The Natural Gas of the Kurdistan Region of Iraq Between Local and Regional Balances

Executive Summary
• The recent global developments and Russia’s invasion of Ukraine have spotlighted the natural gas sector in the Kurdistan Region of Iraq (KRI) as a potential alternative to Russian natural gas for Europe.
• The natural gas sector contributes to placing the KRI on the global energy map and attracts the attention of major countries to work on developing this sector and ensuring a continuous energy flow.
• According to data from the KRI’s Ministry of Natural Resources, the region holds approximately 3% of the world’s gas reserves, a figure that ranks the KRI tenth globally in terms of gas ownership.
• Data related to the gas sector in the Kurdistan Region of Iraq is inconsistent, with discrepancies between information and reports released by central government institutions, and the limited data provided by the Kurdistan Regional Government. This is further complicated by inconsistent figures from both local and international private companies concerning this sector.
• Since 2007, the Kurdistan Regional Government has focused on the gas sector and has successfully leveraged it to meet domestic electricity needs.
• Linking the energy sector to political disputes hampers the development of the gas sector in the KRI, particularly given the ongoing disagreements between Erbil and Baghdad and the lack of a clear path to resolution.
• Advancing the gas sector in the KRI would enable Iraq to reduce its dependence on Iranian gas and assist the Iraqi government in meeting its electricity needs by relying on gas from the area.
• Internal Kurdish disagreements between the governing parties in the KRI represent one of the most significant obstacles to the development of the gas sector. The success of this endeavor requires comprehensive cooperation between both parties.
• Iran views the energy developments in the KRI, particularly the gas sector, with concern due to the potential for the Region’s gas to serve as an alternative supply.

The Russian invasion of Ukraine has thrust the issue of natural gas back into the forefront of international relations. Europe relies on Russia for nearly 40% of its gas needs, prompting the continent to seek safer alternatives to Russian gas. While options like coal and nuclear energy are available, environmental and climate concerns surrounding these sources make them less desirable. Rising costs of available alternatives, such as liquefied natural gas from the United States and Qatar, have also posed challenges. Meanwhile, Africa has emerged as a potential gas supplier to Europe, some countries in Africa have significant gas reserves, in addition to existing export pipelines directed toward Europe, but production and transportation capabilities in the continent often fall short. Amid these complexities, the Kurdistan Region of Iraq has boldly positioned itself as a prospective gas supplier. Plans are in place, and efforts are underway, to connect the Region’s production fields to the global market via Turkey, and the final stages of this infrastructure are being finalized.

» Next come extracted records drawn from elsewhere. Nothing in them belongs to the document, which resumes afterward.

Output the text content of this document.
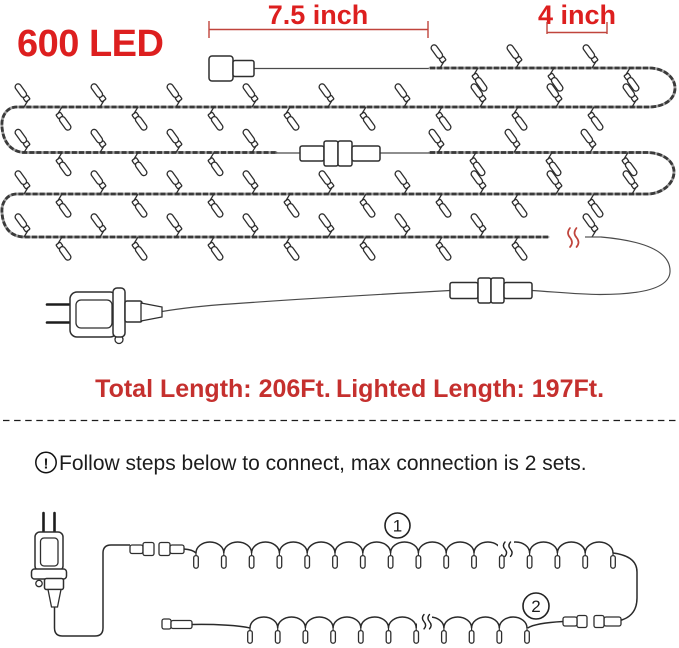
600 LED
7.5 inch	4 inch
Total Length: 206Ft. Lighted Length: 197Ft.
! Follow steps below to connect, max connection is 2 sets.
1
2
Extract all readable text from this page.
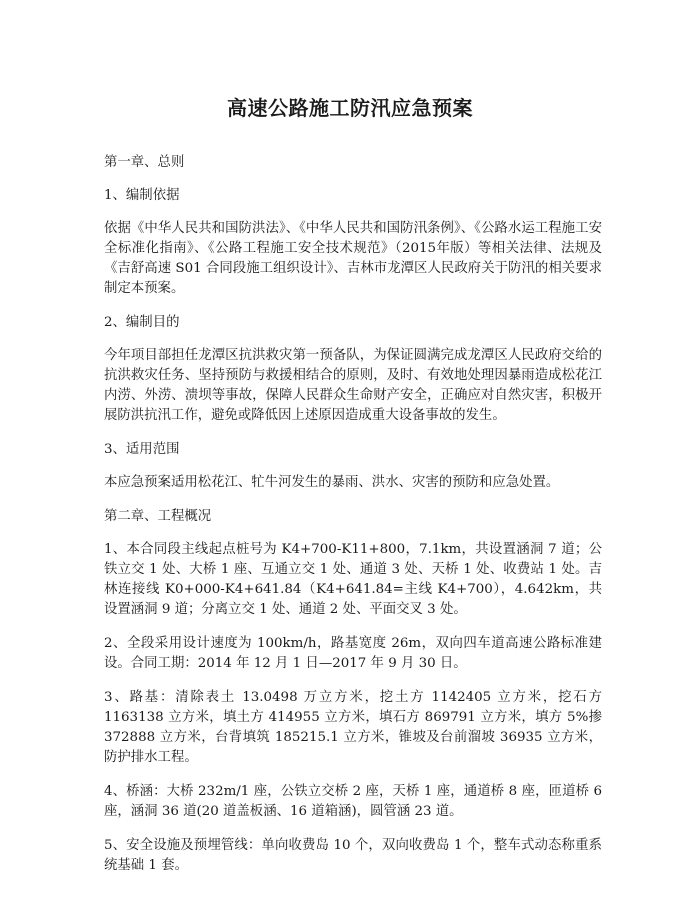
高速公路施工防汛应急预案

第一章、总则

1、编制依据

依据《中华人民共和国防洪法》、《中华人民共和国防汛条例》、《公路水运工程施工安全标准化指南》、《公路工程施工安全技术规范》（2015年版）等相关法律、法规及《吉舒高速 S01 合同段施工组织设计》、吉林市龙潭区人民政府关于防汛的相关要求制定本预案。

2、编制目的

今年项目部担任龙潭区抗洪救灾第一预备队，为保证圆满完成龙潭区人民政府交给的抗洪救灾任务、坚持预防与救援相结合的原则，及时、有效地处理因暴雨造成松花江内涝、外涝、溃坝等事故，保障人民群众生命财产安全，正确应对自然灾害，积极开展防洪抗汛工作，避免或降低因上述原因造成重大设备事故的发生。

3、适用范围

本应急预案适用松花江、牤牛河发生的暴雨、洪水、灾害的预防和应急处置。

第二章、工程概况

1、本合同段主线起点桩号为 K4+700-K11+800，7.1km，共设置涵洞 7 道；公铁立交 1 处、大桥 1 座、互通立交 1 处、通道 3 处、天桥 1 处、收费站 1 处。吉林连接线 K0+000-K4+641.84（K4+641.84=主线 K4+700），4.642km，共设置涵洞 9 道；分离立交 1 处、通道 2 处、平面交叉 3 处。

2、全段采用设计速度为 100km/h，路基宽度 26m，双向四车道高速公路标准建设。合同工期：2014 年 12 月 1 日—2017 年 9 月 30 日。

3、路基：清除表土 13.0498 万立方米，挖土方 1142405 立方米，挖石方 1163138 立方米，填土方 414955 立方米，填石方 869791 立方米，填方 5%掺 372888 立方米，台背填筑 185215.1 立方米，锥坡及台前溜坡 36935 立方米，防护排水工程。

4、桥涵：大桥 232m/1 座，公铁立交桥 2 座，天桥 1 座，通道桥 8 座，匝道桥 6 座，涵洞 36 道(20 道盖板涵、16 道箱涵)，圆管涵 23 道。

5、安全设施及预埋管线：单向收费岛 10 个，双向收费岛 1 个，整车式动态称重系统基础 1 套。
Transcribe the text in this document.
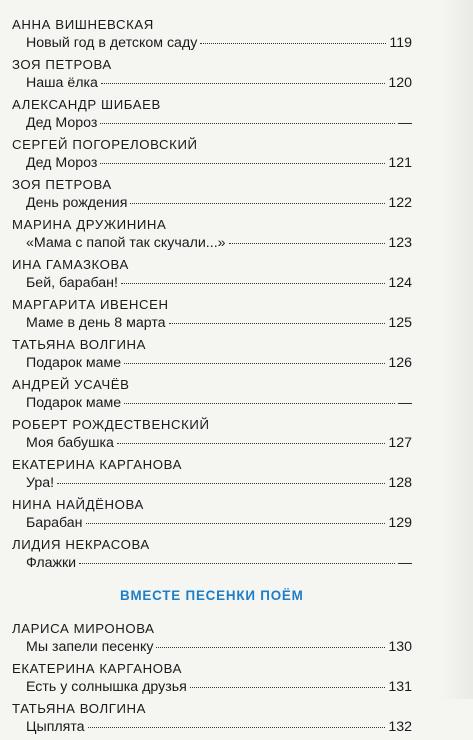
АННА ВИШНЕВСКАЯ
Новый год в детском саду	119
ЗОЯ ПЕТРОВА
Наша ёлка	120
АЛЕКСАНДР ШИБАЕВ
Дед Мороз	—
СЕРГЕЙ ПОГОРЕЛОВСКИЙ
Дед Мороз	121
ЗОЯ ПЕТРОВА
День рождения	122
МАРИНА ДРУЖИНИНА
«Мама с папой так скучали...»	123
ИНА ГАМАЗКОВА
Бей, барабан!	124
МАРГАРИТА ИВЕНСЕН
Маме в день 8 марта	125
ТАТЬЯНА ВОЛГИНА
Подарок маме	126
АНДРЕЙ УСАЧЁВ
Подарок маме	—
РОБЕРТ РОЖДЕСТВЕНСКИЙ
Моя бабушка	127
ЕКАТЕРИНА КАРГАНОВА
Ура!	128
НИНА НАЙДЁНОВА
Барабан	129
ЛИДИЯ НЕКРАСОВА
Флажки	—
ВМЕСТЕ ПЕСЕНКИ ПОЁМ
ЛАРИСА МИРОНОВА
Мы запели песенку	130
ЕКАТЕРИНА КАРГАНОВА
Есть у солнышка друзья	131
ТАТЬЯНА ВОЛГИНА
Цыплята	132
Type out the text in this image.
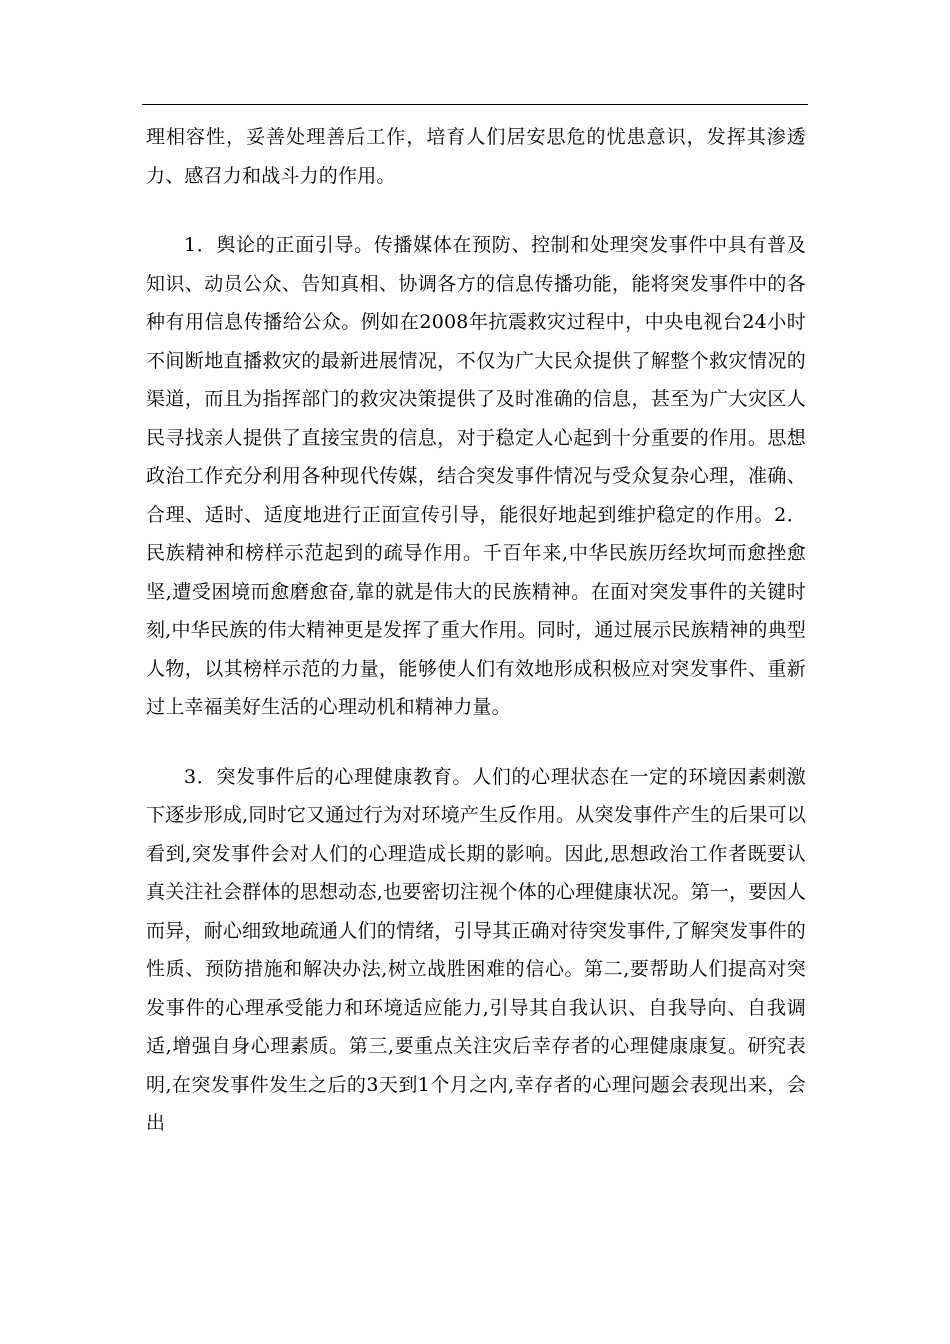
理相容性，妥善处理善后工作，培育人们居安思危的忧患意识，发挥其渗透力、感召力和战斗力的作用。

1．舆论的正面引导。传播媒体在预防、控制和处理突发事件中具有普及知识、动员公众、告知真相、协调各方的信息传播功能，能将突发事件中的各种有用信息传播给公众。例如在2008年抗震救灾过程中，中央电视台24小时不间断地直播救灾的最新进展情况，不仅为广大民众提供了解整个救灾情况的渠道，而且为指挥部门的救灾决策提供了及时准确的信息，甚至为广大灾区人民寻找亲人提供了直接宝贵的信息，对于稳定人心起到十分重要的作用。思想政治工作充分利用各种现代传媒，结合突发事件情况与受众复杂心理，准确、合理、适时、适度地进行正面宣传引导，能很好地起到维护稳定的作用。2．民族精神和榜样示范起到的疏导作用。千百年来,中华民族历经坎坷而愈挫愈坚,遭受困境而愈磨愈奋,靠的就是伟大的民族精神。在面对突发事件的关键时刻,中华民族的伟大精神更是发挥了重大作用。同时，通过展示民族精神的典型人物，以其榜样示范的力量，能够使人们有效地形成积极应对突发事件、重新过上幸福美好生活的心理动机和精神力量。

3．突发事件后的心理健康教育。人们的心理状态在一定的环境因素刺激下逐步形成,同时它又通过行为对环境产生反作用。从突发事件产生的后果可以看到,突发事件会对人们的心理造成长期的影响。因此,思想政治工作者既要认真关注社会群体的思想动态,也要密切注视个体的心理健康状况。第一，要因人而异，耐心细致地疏通人们的情绪，引导其正确对待突发事件,了解突发事件的性质、预防措施和解决办法,树立战胜困难的信心。第二,要帮助人们提高对突发事件的心理承受能力和环境适应能力,引导其自我认识、自我导向、自我调适,增强自身心理素质。第三,要重点关注灾后幸存者的心理健康康复。研究表明,在突发事件发生之后的3天到1个月之内,幸存者的心理问题会表现出来，会出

Another factor propelling Iraq’s Kurdistan Region onto the list of potential suppliers is its substantial natural gas reserves, estimated at around 3% of the world’s total, according to official data from the KRI. Currently, this natural gas is produced on a limited scale to meet domestic electricity needs. However, should the Region develop its energy infrastructure and prepare for gas exports, particularly to Turkey and Europe amid the current crises, it will strengthen its domestic standing and increase its regional and international influence. This is especially true if an export plan is successfully implemented that takes into account local and regional balances and avoids the mistakes made in the oil sector, which became an economic burden and a source of ongoing financial issues with Baghdad. These obstacles could be re-evaluated and minimized with pressure and support from global powers, especially the United States, as well as regional forces like Turkey and the Arab Gulf states, which are in a phase of normalizing diplomatic and political relations.
The paper at hand aims to address various topics related to the natural gas sector in Iraq’s Kurdistan Region. These topics include the early fieldwork initiated by the Kurdistan Regional Government (KRG) in this sector, along with the internal, regional, and international challenges facing it. The paper also delves into statistics related to natural gas reserves and highlights the most significant discovered fields within the Region. Furthermore, it discusses the visits made by the President of the KRI and KRG Prime Minister to several regional countries, such as the United Arab Emirates, Qatar, and Turkey, where they have spoken on multiple occasions about the gas sector taking into account the key possibilities for Iraq and the KRI to benefit from potential developments in the Region’s gas infrastructure, also exploring the challenges and obstacles that the KRI gas sector faces at both domestic and regional levels.
The paper also aims to provide a clear vision of the reasons behind Iran’s concerns about the development of the gas sector in the KRI, and the risks and challenges that would face the Kurdistan Region of Iraq in the event of proceeding with the development of the gas sector and competing with regional parties within Iraq.